Employees, mostly nonresidents, are the ones required to pay, not the employer, sources said.
Rep. Trenton Conner (Ind-Tinian), a member of the Tinian Legislative Delegation, said that, in his understanding, the $500 license has been in the Tinian Gaming Act and regulations for quite some time but it will be imposed only in fiscal year 2014.
He hopes that Tinian Dynasty and the Tinian Gaming Control Commission will agree on the rate.
Lucia L. Blanco-Maratita, executive director of Tinian Casino Gaming Control Commission, clarified the issue on behalf of commission chair Matthew Masga and confirmed both the required $500 one-time license fee for “casino key employees” and $50 one-time fee for “all other employees.”
“Casino key employees” are defined as manager, supervisors and employees empowered to make decisions regarding casino operations.
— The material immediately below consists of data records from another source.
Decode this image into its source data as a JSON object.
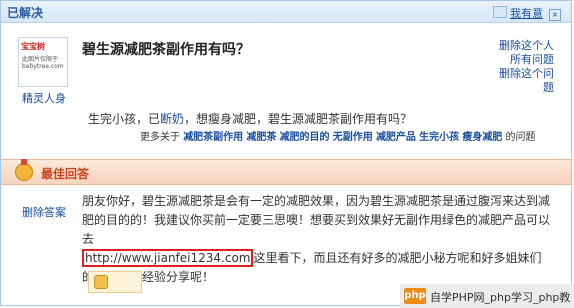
{
  "header": {
    "title": "已解决",
    "compete_label": "我有意",
    "close_label": "×"
  },
  "avatar": {
    "brand_prefix": "宝宝树",
    "brand_main": "宝宝树",
    "body_text": "此图片仅限于 babytree.com",
    "user_name": "精灵人身"
  },
  "question": {
    "title": "碧生源减肥茶副作用有吗？",
    "body_pre": "生完小孩，已",
    "body_link": "断奶",
    "body_post": "，想瘦身减肥，碧生源减肥茶副作用有吗？",
    "more_prefix": "更多关于",
    "keywords": [
      "减肥茶副作用",
      "减肥茶",
      "减肥的目的",
      "无副作用",
      "减肥产品",
      "生完小孩",
      "瘦身减肥"
    ],
    "more_suffix": "的问题"
  },
  "side_links": [
    "删除这个人",
    "所有问题",
    "删除这个问",
    "题"
  ],
  "best_answer": {
    "title": "最佳回答",
    "side_label": "删除答案",
    "text_before": "朋友你好，碧生源减肥茶是会有一定的减肥效果，因为碧生源减肥茶是通过腹泻来达到减肥的目的的！我建议你买前一定要三思噢！想要买到效果好无副作用绿色的减肥产品可以去",
    "url": "http://www.jianfei1234.com",
    "text_after": "这里看下，而且还有好多的减肥小秘方呢和好多姐妹们的减肥成功经验分享呢！"
  },
  "watermark": {
    "logo": "php",
    "text": "自学PHP网_php学习_php教"
  }
}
They include shift supervisors, cashiers, casino managers, assistant managers and security supervisors under the Tinian Gaming regulations.
“All other employees” are regular casino and hotel employees.
Blanco-Maratita said the Tinian Gaming Act and regulations require all casino employees to be licensed by the Tinian Casino Gaming Control Commission.
Pursuant to the gaming law, a person cannot work in a casino, and a person shall not employ someone to work in a casino, unless that employee is the holder of a casino employee or casino key employee license for the type of work the employee will be doing, she said.
She said the Act and regulations require casino key employees be licensed as “casino key employees.
“These employees have to go through an application and investigative process and have to pay a one-time license fee of $500. All other employees (regular casino and hotel employees) must apply and pay a one-time fee of $50,” she told Saipan Tribune.
Employees interviewed also confirmed the fees,
Blanco-Maratita said the casino employee licensing is dependent on the “type of work” performed by the employee or applicant.
“Therefore, if an employee gets promoted or transfers to another position [different type of work], the employee has to apply for a license for that changed type of work or position,” she added.
Florida-based human rights activist and former CNMI teacher Wendy Doromal described the $500 fee as “robbery” at a time when Tinian Dynasty has just started paying its employees on time.
A few weeks ago, Dynasty started paying its employees’ back wages and has been issuing payrolls on time and even a day earlier.
“But now the Tinian Gaming Commission is out to take a huge chunk of their wages,” Doromal said.
Nonresidents have said that the Tinian Casino Gaming Control Commission posted a memo in which all staff that were promoted must update their current ID.
In order for an employee to update their ID, they have to pay $500 to the commission.
“If the ID is not updated the employee will be given a notice that they have seven working days to pay the fee and after that the employee is not allowed to work. This is robbery. What person making less than $7 an hour can come up with $500 for a bogus ID fee? Just one more ugly CNMI extortion scheme,” Doromal added.